In Sinister’s latest dance-friendly foray into the pseudo-pop and new wave eras, he finds himself roaming a path carved out by languid troubadour, Bryan Ferry.  It’s been a long-standing tradition in Sinister’s work to deconstruct the familiar in order to create alternative musical, poetic and often times uncomfortable realities, a nod back to his formative years when he toured in a punk band, getting the audience riled by singing ironic songs about heroin, strip clubs and toxic masculinity.

With his latest release, “16 Lines From Bryan Ferry”, the dark side of past musings has given way to a more effervescent subject – “what all real men strive for in life – the love of a bad woman.” The track takes listeners for a ride on a musical time warp train, thanks to some spot-on ‘80s production techniques.

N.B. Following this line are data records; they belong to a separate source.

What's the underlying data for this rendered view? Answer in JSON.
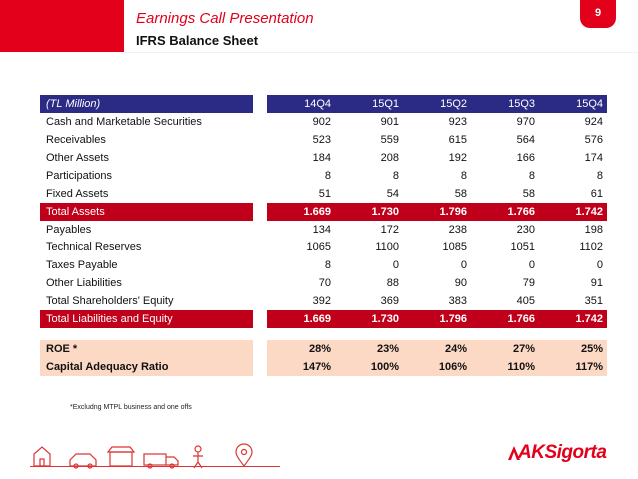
{
  "header": {
    "title": "Earnings Call Presentation",
    "subtitle": "IFRS Balance Sheet",
    "page_number": "9"
  },
  "table": {
    "columns": [
      "(TL Million)",
      "14Q4",
      "15Q1",
      "15Q2",
      "15Q3",
      "15Q4"
    ],
    "rows": [
      {
        "label": "Cash and Marketable Securities",
        "values": [
          "902",
          "901",
          "923",
          "970",
          "924"
        ],
        "style": "normal"
      },
      {
        "label": "Receivables",
        "values": [
          "523",
          "559",
          "615",
          "564",
          "576"
        ],
        "style": "normal"
      },
      {
        "label": "Other Assets",
        "values": [
          "184",
          "208",
          "192",
          "166",
          "174"
        ],
        "style": "normal"
      },
      {
        "label": "Participations",
        "values": [
          "8",
          "8",
          "8",
          "8",
          "8"
        ],
        "style": "normal"
      },
      {
        "label": "Fixed Assets",
        "values": [
          "51",
          "54",
          "58",
          "58",
          "61"
        ],
        "style": "normal"
      },
      {
        "label": "Total Assets",
        "values": [
          "1.669",
          "1.730",
          "1.796",
          "1.766",
          "1.742"
        ],
        "style": "total"
      },
      {
        "label": "Payables",
        "values": [
          "134",
          "172",
          "238",
          "230",
          "198"
        ],
        "style": "normal"
      },
      {
        "label": "Technical Reserves",
        "values": [
          "1065",
          "1100",
          "1085",
          "1051",
          "1102"
        ],
        "style": "normal"
      },
      {
        "label": "Taxes Payable",
        "values": [
          "8",
          "0",
          "0",
          "0",
          "0"
        ],
        "style": "normal"
      },
      {
        "label": "Other Liabilities",
        "values": [
          "70",
          "88",
          "90",
          "79",
          "91"
        ],
        "style": "normal"
      },
      {
        "label": "Total Shareholders' Equity",
        "values": [
          "392",
          "369",
          "383",
          "405",
          "351"
        ],
        "style": "normal"
      },
      {
        "label": "Total Liabilities and Equity",
        "values": [
          "1.669",
          "1.730",
          "1.796",
          "1.766",
          "1.742"
        ],
        "style": "total"
      }
    ],
    "ratios": [
      {
        "label": "ROE *",
        "values": [
          "28%",
          "23%",
          "24%",
          "27%",
          "25%"
        ]
      },
      {
        "label": "Capital Adequacy Ratio",
        "values": [
          "147%",
          "100%",
          "106%",
          "110%",
          "117%"
        ]
      }
    ]
  },
  "footnote": "*Excludng MTPL business and one offs",
  "brand": {
    "logo_text": "AKSigorta",
    "accent_color": "#e3001b",
    "header_row_color": "#2b2b86",
    "ratio_row_color": "#fbd9c4"
  },
  "footer_icons": [
    "house-icon",
    "car-icon",
    "store-icon",
    "truck-icon",
    "person-icon",
    "location-pin-icon"
  ]
}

The lyrics, taken from sixteen individual Bryan Ferry songs, have been reconstructed into a surprisingly cohesive whole.  The tune is an infectious number that is infiltrating pop radio and one that the Billboard reporters have debuted at #5. It may be that this little song becomes the breakout track of the year. It’s just quirky enough to do it, too.

Benedict Sinister’s unique approach to songwriting and delivery may not be for everyone, but he remains unfazed, because, as he says, “the people who do get it, they get it good.”  Sinister also revels in the idea that he “makes cultural appropriation into an art form”.

So long as there are under-rated writers to promote, difficult subjects to explore and popular opinions to contradict, Sinister will pursue his life-long pilgrimage into all facets of the creative mind – and drag them all out onto the dance floor.